CSV PropertyTable - Get Started

Using CSV PropertyTable with Apache Maven

See “Using Jena with Apache Maven” for full details.

<dependency>
   <groupId>org.apache.jena</groupId>
   <artifactId>jena-csv</artifactId>
   <version>X.Y.Z</version>
</dependency>

Using CSV PropertyTable from Java through the API

In order to switch on CSV PropertyTable, it’s required to register LangCSV into Jena RIOT, through a simple method call:

import org.apache.jena.propertytable.lang.CSV2RDF;
... 
    CSV2RDF.init() ;

It’s a static method call of registration, which needs to be run just one time for an application before using CSV PropertyTable (e.g. during the initialization phase).
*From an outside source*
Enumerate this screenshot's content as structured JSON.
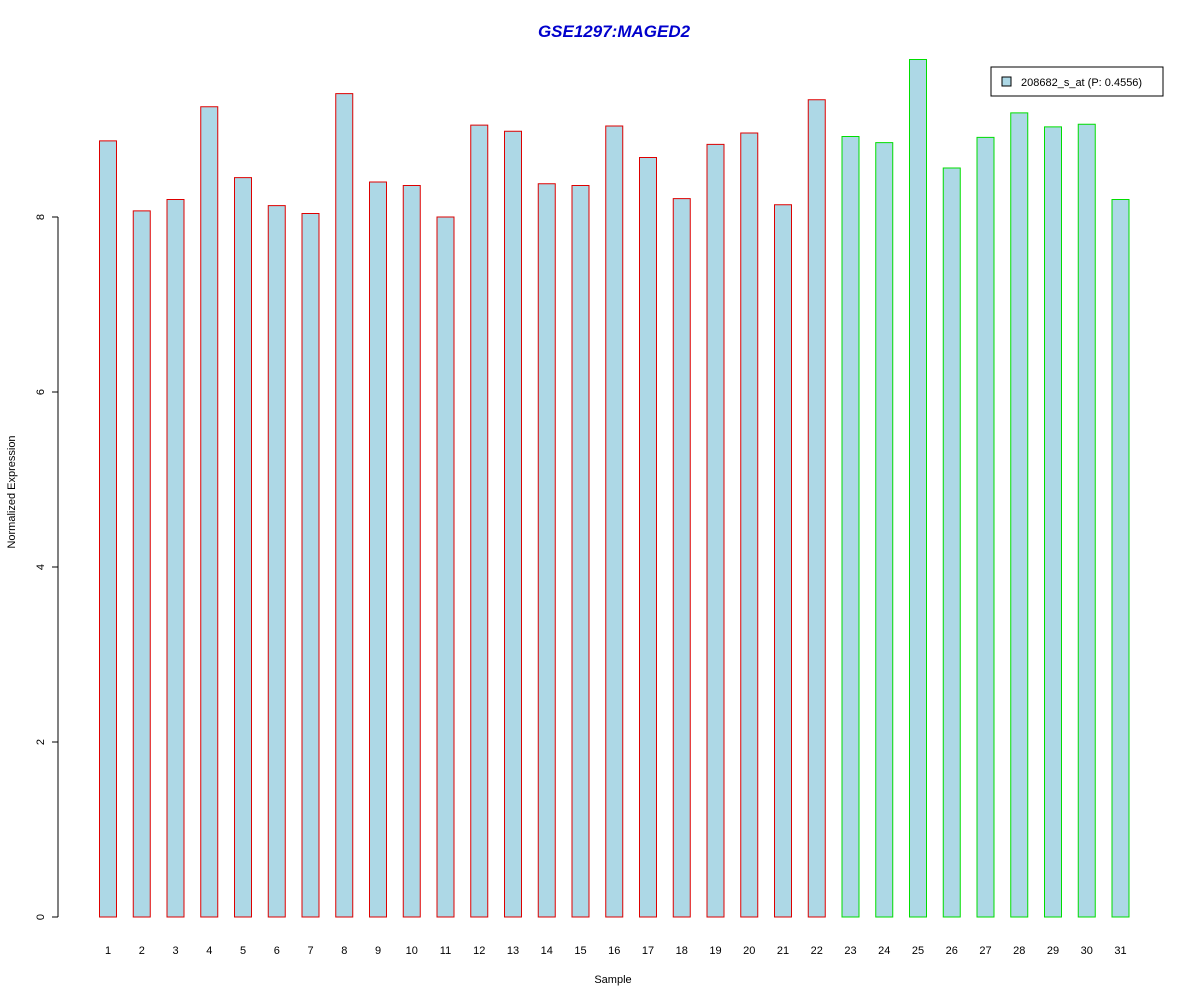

Once registered, CSV PropertyTable provides 2 ways for the users to play with (i.e. GraphCSV and RIOT):

GraphCSV

GraphCSV wrappers a CSV file as a Graph, which makes a Model for SPARQL query:

Model model = ModelFactory.createModelForGraph(new GraphCSV("data.csv")) ;
QueryExecution qExec = QueryExecutionFactory.create(query, model) ;

or for multiple CSV files and/or other RDF data:

Model csv1 = ModelFactory.createModelForGraph(new GraphCSV("data1.csv")) ;
Model csv2 = ModelFactory.createModelForGraph(new GraphCSV("data2.csv")) ;
Model other = ModelFactory.createModelForGraph(otherGraph) ;
Dataset dataset = ... ;
dataset.addNamedModel("http://example/table1", csv1) ;
dataset.addNamedModel("http://example/table2", csv2) ;
dataset.addNamedModel("http://example/other", other) ;
... normal SPARQL execution ...

You can also find the full examples from GraphCSVTest.
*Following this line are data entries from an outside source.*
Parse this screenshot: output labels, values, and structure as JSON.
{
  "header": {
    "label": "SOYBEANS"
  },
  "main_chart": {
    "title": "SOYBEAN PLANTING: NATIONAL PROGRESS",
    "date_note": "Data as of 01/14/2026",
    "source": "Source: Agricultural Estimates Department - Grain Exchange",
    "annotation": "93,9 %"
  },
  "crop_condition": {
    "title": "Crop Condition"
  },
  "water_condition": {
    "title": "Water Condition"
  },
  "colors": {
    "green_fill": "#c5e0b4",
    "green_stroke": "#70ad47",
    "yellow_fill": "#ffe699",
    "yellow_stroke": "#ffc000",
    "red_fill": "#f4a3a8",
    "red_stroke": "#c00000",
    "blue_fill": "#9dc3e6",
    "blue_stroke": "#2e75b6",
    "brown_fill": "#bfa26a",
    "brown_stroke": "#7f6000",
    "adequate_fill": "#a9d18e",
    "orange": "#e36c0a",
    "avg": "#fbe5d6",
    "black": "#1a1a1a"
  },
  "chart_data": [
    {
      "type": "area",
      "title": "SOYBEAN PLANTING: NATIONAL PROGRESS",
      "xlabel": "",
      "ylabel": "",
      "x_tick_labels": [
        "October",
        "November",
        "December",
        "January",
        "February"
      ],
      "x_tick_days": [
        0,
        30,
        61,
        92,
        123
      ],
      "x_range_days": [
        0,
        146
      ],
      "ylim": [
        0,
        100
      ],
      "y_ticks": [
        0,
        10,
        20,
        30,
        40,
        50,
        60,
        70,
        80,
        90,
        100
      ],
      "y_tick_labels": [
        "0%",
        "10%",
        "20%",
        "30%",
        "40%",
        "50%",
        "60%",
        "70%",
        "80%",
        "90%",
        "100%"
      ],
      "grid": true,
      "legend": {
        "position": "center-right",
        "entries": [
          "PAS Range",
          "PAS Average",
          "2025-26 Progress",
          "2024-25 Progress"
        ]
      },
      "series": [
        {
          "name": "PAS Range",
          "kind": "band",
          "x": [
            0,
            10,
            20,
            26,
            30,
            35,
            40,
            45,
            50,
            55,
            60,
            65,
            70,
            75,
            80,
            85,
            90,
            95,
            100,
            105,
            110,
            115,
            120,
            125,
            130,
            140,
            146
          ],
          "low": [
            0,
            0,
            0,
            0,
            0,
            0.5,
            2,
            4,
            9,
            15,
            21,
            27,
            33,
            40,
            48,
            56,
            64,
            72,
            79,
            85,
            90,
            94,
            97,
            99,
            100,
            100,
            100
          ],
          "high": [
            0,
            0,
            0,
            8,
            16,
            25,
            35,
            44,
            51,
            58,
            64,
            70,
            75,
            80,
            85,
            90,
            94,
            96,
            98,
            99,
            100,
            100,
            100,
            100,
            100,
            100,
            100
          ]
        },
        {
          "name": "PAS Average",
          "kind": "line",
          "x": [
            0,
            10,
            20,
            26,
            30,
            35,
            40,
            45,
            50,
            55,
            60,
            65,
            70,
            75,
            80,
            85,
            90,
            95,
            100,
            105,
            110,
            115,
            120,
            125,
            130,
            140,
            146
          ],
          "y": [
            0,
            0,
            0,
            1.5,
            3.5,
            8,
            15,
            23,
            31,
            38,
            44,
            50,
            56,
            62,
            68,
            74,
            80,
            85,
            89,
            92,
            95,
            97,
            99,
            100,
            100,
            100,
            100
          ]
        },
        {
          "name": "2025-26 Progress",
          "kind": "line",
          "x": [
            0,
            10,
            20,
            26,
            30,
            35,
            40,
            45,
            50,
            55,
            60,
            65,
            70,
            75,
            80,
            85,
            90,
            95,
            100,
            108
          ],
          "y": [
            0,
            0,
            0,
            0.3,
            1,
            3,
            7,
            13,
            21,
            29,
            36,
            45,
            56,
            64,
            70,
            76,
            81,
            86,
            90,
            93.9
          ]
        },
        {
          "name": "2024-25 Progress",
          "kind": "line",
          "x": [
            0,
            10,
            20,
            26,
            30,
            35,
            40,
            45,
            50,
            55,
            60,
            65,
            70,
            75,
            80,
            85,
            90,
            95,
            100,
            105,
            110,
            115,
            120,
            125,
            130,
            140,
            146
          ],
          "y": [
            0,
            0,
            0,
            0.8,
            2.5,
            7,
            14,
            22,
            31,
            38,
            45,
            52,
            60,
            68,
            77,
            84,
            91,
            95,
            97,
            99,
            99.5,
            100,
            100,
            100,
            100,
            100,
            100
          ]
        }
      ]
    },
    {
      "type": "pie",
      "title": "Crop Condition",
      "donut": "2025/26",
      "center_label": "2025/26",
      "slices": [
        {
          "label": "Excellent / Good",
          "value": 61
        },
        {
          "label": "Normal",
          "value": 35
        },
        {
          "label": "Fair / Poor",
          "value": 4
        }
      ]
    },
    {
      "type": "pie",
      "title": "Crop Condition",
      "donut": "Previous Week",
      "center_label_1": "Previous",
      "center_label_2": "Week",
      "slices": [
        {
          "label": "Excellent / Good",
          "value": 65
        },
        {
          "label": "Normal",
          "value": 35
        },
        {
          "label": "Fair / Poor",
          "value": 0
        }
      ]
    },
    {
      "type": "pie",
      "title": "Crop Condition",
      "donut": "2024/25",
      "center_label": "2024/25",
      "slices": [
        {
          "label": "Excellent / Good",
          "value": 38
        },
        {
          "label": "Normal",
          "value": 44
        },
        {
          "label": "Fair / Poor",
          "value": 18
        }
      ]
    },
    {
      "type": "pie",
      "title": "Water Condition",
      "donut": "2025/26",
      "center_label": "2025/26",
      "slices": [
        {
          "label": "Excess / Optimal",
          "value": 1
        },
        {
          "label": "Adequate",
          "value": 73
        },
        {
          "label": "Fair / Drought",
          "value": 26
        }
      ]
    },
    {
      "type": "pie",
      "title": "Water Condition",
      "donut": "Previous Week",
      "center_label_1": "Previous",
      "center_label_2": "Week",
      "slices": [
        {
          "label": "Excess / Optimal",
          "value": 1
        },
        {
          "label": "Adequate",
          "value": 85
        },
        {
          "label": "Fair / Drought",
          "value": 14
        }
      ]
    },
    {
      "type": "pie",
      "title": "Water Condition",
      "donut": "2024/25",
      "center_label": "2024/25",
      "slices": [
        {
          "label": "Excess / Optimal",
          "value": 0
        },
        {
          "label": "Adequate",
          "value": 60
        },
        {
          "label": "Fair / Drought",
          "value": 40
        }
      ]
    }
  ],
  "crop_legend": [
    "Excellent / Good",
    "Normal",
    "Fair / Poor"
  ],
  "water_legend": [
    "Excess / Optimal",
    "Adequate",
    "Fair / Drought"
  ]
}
In short, for Jena ARQ, a CSV table is actually a Graph (i.e. GraphCSV), without any differences from other types of Graphs when using it from the Jena ARQ API.

RIOT

When LangCSV is registered into RIOT, CSV PropertyTable adds a new RDF syntax of ‘.csv’ with the content type of “text/csv”. You can read “.csv” files into Model following the standard RIOT usages:

// Usage 1: Direct reading through Model
Model model_1 = ModelFactory.createDefaultModel()
model.read("test.csv") ;

// Usage 2: Reading using RDFDataMgr
Model model_2 = RDFDataMgr.loadModel("test.csv") ;

For more information, see Reading RDF in Apache Jena.

Note that, the requirements for the CSV files are listed in the documentation of Design. CSV PropertyTable only supports single-Value, regular-Shaped, table-headed and UTF-8-encoded CSV files (NOT Microsoft Excel files).

Command Line Tool

csv2rdf is a tool for direct transforming from CSV to the formatted RDF syntax of N-Triples. The script calls the csv2rdf java program in the riotcmd package in this way:

java -cp ... riotcmdx.csv2rdf inputFile ...

It transforms the CSV inputFile into N-Triples. For example,

java -cp ... riotcmdx.csv2rdf src/test/resources/test.csv

The script reuses Common framework for running RIOT parsers, so that it also accepts the same arguments (type "riot --help" to get command line reminders) from RIOT Command line tools:

  • --validate: Checking mode: same as --strict --sink --check=true
  • --check=true/false: Run with checking of literals and IRIs either on or off.
  • --sink: No output of triples or quads in the standard output (i.e. System.out).
  • --time: Output timing information.